China bans tech giants ByteDance and Alibaba from purchasing Nvidia AI chips, requiring cancellation of existing orders as part of push for technological self-reliance amid US-China tensions.

China Escalates Tech War with Nvidia Chip Ban
China's internet regulator has issued a sweeping ban prohibiting major tech companies from purchasing AI chips from American semiconductor giant Nvidia. The decision affects industry leaders including ByteDance, the parent company of TikTok, and Alibaba Group.

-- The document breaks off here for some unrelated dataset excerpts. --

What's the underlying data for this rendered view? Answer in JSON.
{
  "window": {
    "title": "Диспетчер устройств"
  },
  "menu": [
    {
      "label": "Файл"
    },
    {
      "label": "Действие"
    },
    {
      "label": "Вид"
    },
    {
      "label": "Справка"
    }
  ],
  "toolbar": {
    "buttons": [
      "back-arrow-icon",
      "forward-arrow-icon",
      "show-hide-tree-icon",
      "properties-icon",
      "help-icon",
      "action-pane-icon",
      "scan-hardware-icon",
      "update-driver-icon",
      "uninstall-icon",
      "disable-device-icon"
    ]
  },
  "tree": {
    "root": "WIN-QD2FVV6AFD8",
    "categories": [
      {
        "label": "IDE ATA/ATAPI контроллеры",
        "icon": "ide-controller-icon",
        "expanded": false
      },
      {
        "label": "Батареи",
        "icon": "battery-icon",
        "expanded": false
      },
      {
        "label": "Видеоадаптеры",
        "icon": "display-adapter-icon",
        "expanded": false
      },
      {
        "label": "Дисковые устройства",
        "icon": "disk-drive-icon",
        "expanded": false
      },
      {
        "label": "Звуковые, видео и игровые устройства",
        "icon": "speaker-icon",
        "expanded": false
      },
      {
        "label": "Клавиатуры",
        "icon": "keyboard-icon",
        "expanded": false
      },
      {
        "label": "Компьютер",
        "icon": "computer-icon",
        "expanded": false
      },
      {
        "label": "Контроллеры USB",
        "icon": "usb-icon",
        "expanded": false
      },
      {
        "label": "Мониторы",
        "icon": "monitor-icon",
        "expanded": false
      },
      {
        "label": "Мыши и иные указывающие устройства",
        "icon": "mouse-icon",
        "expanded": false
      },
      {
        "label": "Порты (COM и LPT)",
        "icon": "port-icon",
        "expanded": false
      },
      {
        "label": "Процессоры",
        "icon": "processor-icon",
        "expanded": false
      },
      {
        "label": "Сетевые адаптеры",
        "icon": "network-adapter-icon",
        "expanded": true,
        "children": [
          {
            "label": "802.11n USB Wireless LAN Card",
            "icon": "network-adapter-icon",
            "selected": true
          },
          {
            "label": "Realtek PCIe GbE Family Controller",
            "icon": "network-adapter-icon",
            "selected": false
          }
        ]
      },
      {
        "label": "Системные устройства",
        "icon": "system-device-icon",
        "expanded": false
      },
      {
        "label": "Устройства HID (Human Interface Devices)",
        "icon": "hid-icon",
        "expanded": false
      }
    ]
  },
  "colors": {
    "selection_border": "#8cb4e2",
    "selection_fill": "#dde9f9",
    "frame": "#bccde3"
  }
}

Immediate Restrictions and Cancellations
The ban not only prevents new orders but also requires cancellation of existing purchases. This includes Nvidia's latest RTX Pro 6000D model, which Chinese companies had planned to order in tens of thousands of units. Each chip was estimated to cost between $6,500 and $8,000 according to Reuters.

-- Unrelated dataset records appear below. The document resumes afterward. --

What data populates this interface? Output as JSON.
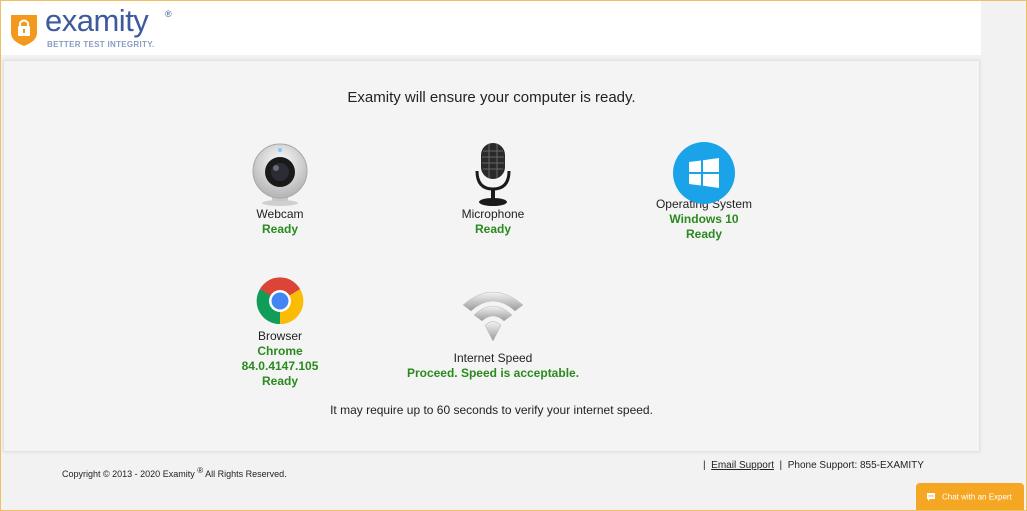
{
  "brand": {
    "name": "examity",
    "registered": "®",
    "tagline": "BETTER TEST INTEGRITY."
  },
  "main": {
    "heading": "Examity will ensure your computer is ready.",
    "checks": {
      "webcam": {
        "label": "Webcam",
        "status": [
          "Ready"
        ]
      },
      "microphone": {
        "label": "Microphone",
        "status": [
          "Ready"
        ]
      },
      "os": {
        "label": "Operating System",
        "status": [
          "Windows 10",
          "Ready"
        ]
      },
      "browser": {
        "label": "Browser",
        "status": [
          "Chrome",
          "84.0.4147.105",
          "Ready"
        ]
      },
      "internet": {
        "label": "Internet Speed",
        "status": [
          "Proceed. Speed is acceptable."
        ]
      }
    },
    "note": "It may require up to 60 seconds to verify your internet speed."
  },
  "footer": {
    "copyright_prefix": "Copyright © 2013 - 2020 Examity",
    "copyright_reg": "®",
    "copyright_suffix": "All Rights Reserved.",
    "sep1": "|",
    "email_support": "Email Support",
    "sep2": "|",
    "phone_support": "Phone Support: 855-EXAMITY"
  },
  "chat": {
    "label": "Chat with an Expert"
  },
  "colors": {
    "brand_blue": "#3e5a9e",
    "ready_green": "#2a8a1e",
    "windows_blue": "#1aa3e8",
    "chat_orange": "#f5a623"
  }
}
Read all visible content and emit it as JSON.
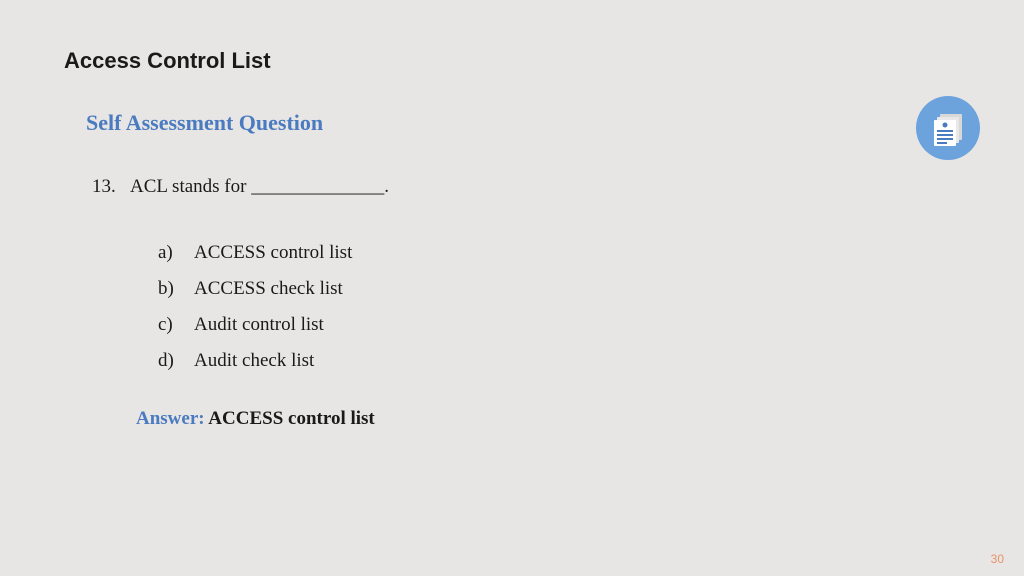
{
  "title": "Access Control List",
  "subtitle": "Self Assessment Question",
  "question": {
    "number": "13.",
    "text": "ACL stands for ______________."
  },
  "options": [
    {
      "letter": "a)",
      "text": "ACCESS control list"
    },
    {
      "letter": "b)",
      "text": "ACCESS check list"
    },
    {
      "letter": "c)",
      "text": "Audit control list"
    },
    {
      "letter": "d)",
      "text": "Audit check list"
    }
  ],
  "answer": {
    "label": "Answer:",
    "text": "  ACCESS control list"
  },
  "pageNumber": "30"
}
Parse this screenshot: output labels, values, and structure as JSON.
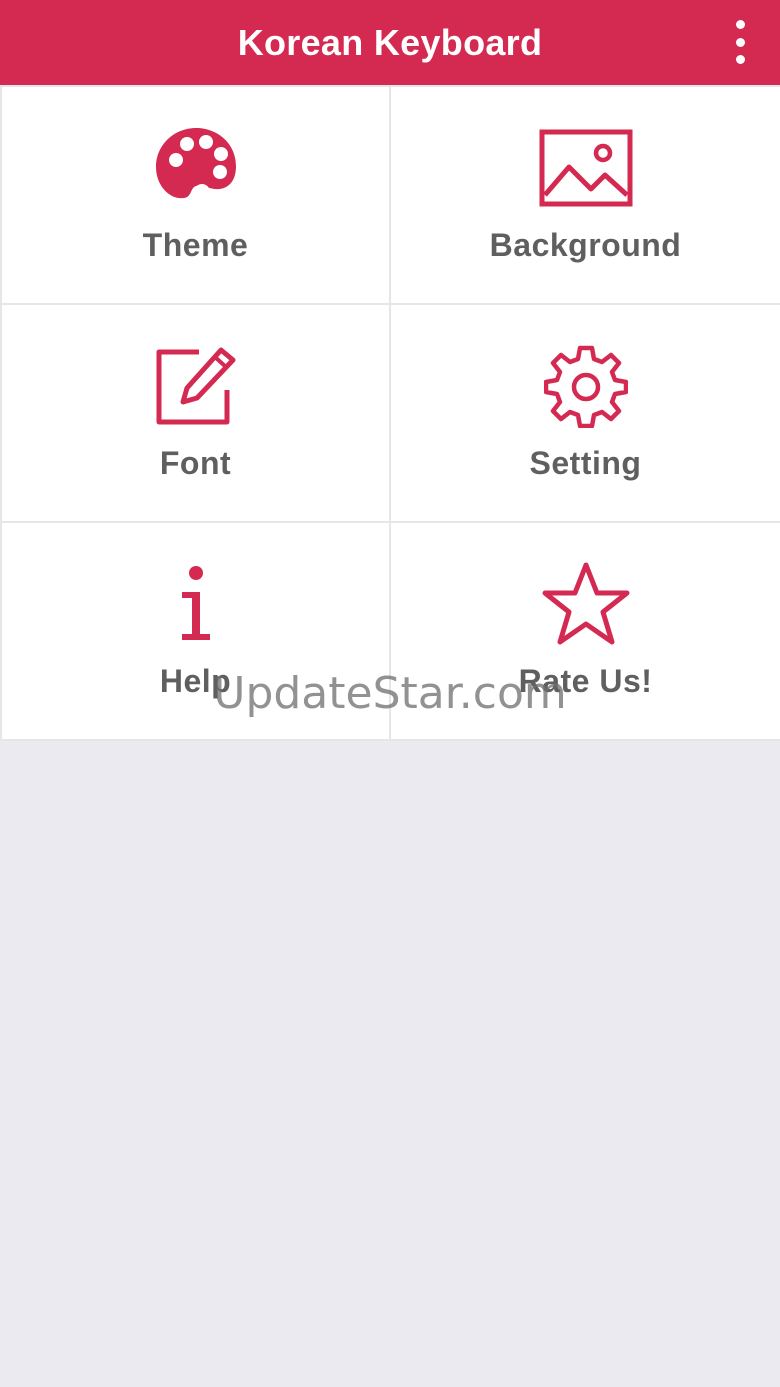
{
  "app_bar": {
    "title": "Korean Keyboard",
    "overflow_icon": "more-vert-icon",
    "background_color": "#d42a51"
  },
  "menu": {
    "items": [
      {
        "label": "Theme",
        "icon": "palette-icon"
      },
      {
        "label": "Background",
        "icon": "image-icon"
      },
      {
        "label": "Font",
        "icon": "edit-icon"
      },
      {
        "label": "Setting",
        "icon": "gear-icon"
      },
      {
        "label": "Help",
        "icon": "info-icon"
      },
      {
        "label": "Rate Us!",
        "icon": "star-icon"
      }
    ],
    "accent_color": "#d42a51",
    "label_color": "#5f5f5f"
  },
  "watermark": {
    "text": "UpdateStar.com"
  }
}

Strategic Move Toward Self-Reliance
China's move represents a significant escalation in its efforts to reduce dependence on foreign technology. Nvidia has become an indispensable player in artificial intelligence development, producing chips capable of handling advanced computations essential for data centers and AI applications.

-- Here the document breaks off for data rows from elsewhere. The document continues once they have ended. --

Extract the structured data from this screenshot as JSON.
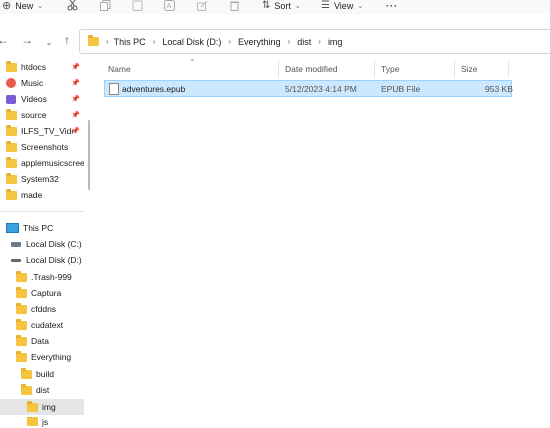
{
  "toolbar": {
    "new_label": "New",
    "sort_label": "Sort",
    "view_label": "View",
    "more_label": "···"
  },
  "nav": {
    "back_icon": "←",
    "forward_icon": "→",
    "up_icon": "↑"
  },
  "address": {
    "crumbs": [
      "This PC",
      "Local Disk (D:)",
      "Everything",
      "dist",
      "img"
    ],
    "separator": "›"
  },
  "sidebar": {
    "quick_access": [
      {
        "label": "htdocs",
        "icon": "folder-icon",
        "pinned": true
      },
      {
        "label": "Music",
        "icon": "music-icon",
        "pinned": true
      },
      {
        "label": "Videos",
        "icon": "videos-icon",
        "pinned": true
      },
      {
        "label": "source",
        "icon": "folder-icon",
        "pinned": true
      },
      {
        "label": "ILFS_TV_Videos",
        "icon": "folder-icon",
        "pinned": true
      },
      {
        "label": "Screenshots",
        "icon": "folder-icon",
        "pinned": false
      },
      {
        "label": "applemusicscreen",
        "icon": "folder-icon",
        "pinned": false
      },
      {
        "label": "System32",
        "icon": "folder-icon",
        "pinned": false
      },
      {
        "label": "made",
        "icon": "folder-icon",
        "pinned": false
      }
    ],
    "this_pc": "This PC",
    "drives": [
      {
        "label": "Local Disk (C:)"
      },
      {
        "label": "Local Disk (D:)"
      }
    ],
    "folders": [
      {
        "label": ".Trash-999"
      },
      {
        "label": "Captura"
      },
      {
        "label": "cfddns"
      },
      {
        "label": "cudatext"
      },
      {
        "label": "Data"
      },
      {
        "label": "Everything"
      },
      {
        "label": "build"
      },
      {
        "label": "dist"
      },
      {
        "label": "img"
      },
      {
        "label": "js"
      }
    ]
  },
  "columns": {
    "name": "Name",
    "date": "Date modified",
    "type": "Type",
    "size": "Size"
  },
  "files": [
    {
      "name": "adventures.epub",
      "date": "5/12/2023 4:14 PM",
      "type": "EPUB File",
      "size": "953 KB"
    }
  ],
  "colors": {
    "selection_bg": "#cce8ff",
    "selection_border": "#99d1ff",
    "folder": "#f5c542",
    "accent": "#0067c0"
  }
}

"The message is clear," an anonymous manager at a Chinese tech company told the Financial Times. "Earlier people still hoped that new Nvidia chip supplies would come if the geopolitical situation improved. Now we need everyone to build our own system."
Domestic Alternatives Emerging
Recent testing suggests Chinese-made chips now perform as well as or better than the Nvidia chips that were permitted for export to China under US restrictions. Industry sources indicate sufficient domestic supply exists, eliminating the need for Nvidia purchases.
Geopolitical Implications
The ban comes as a setback for Nvidia, which recently negotiated a deal with the Trump administration allowing continued chip exports to China in exchange for 15% revenue sharing. However, the company had not yet sold any chips under this arrangement and wasn't expected to do so in coming months.
This development occurs ahead of scheduled talks between President Xi Jinping and former President Trump, where technology competition and the TikTok deal are expected to dominate discussions. The situation underscores the ongoing tech war between the world's two largest economies.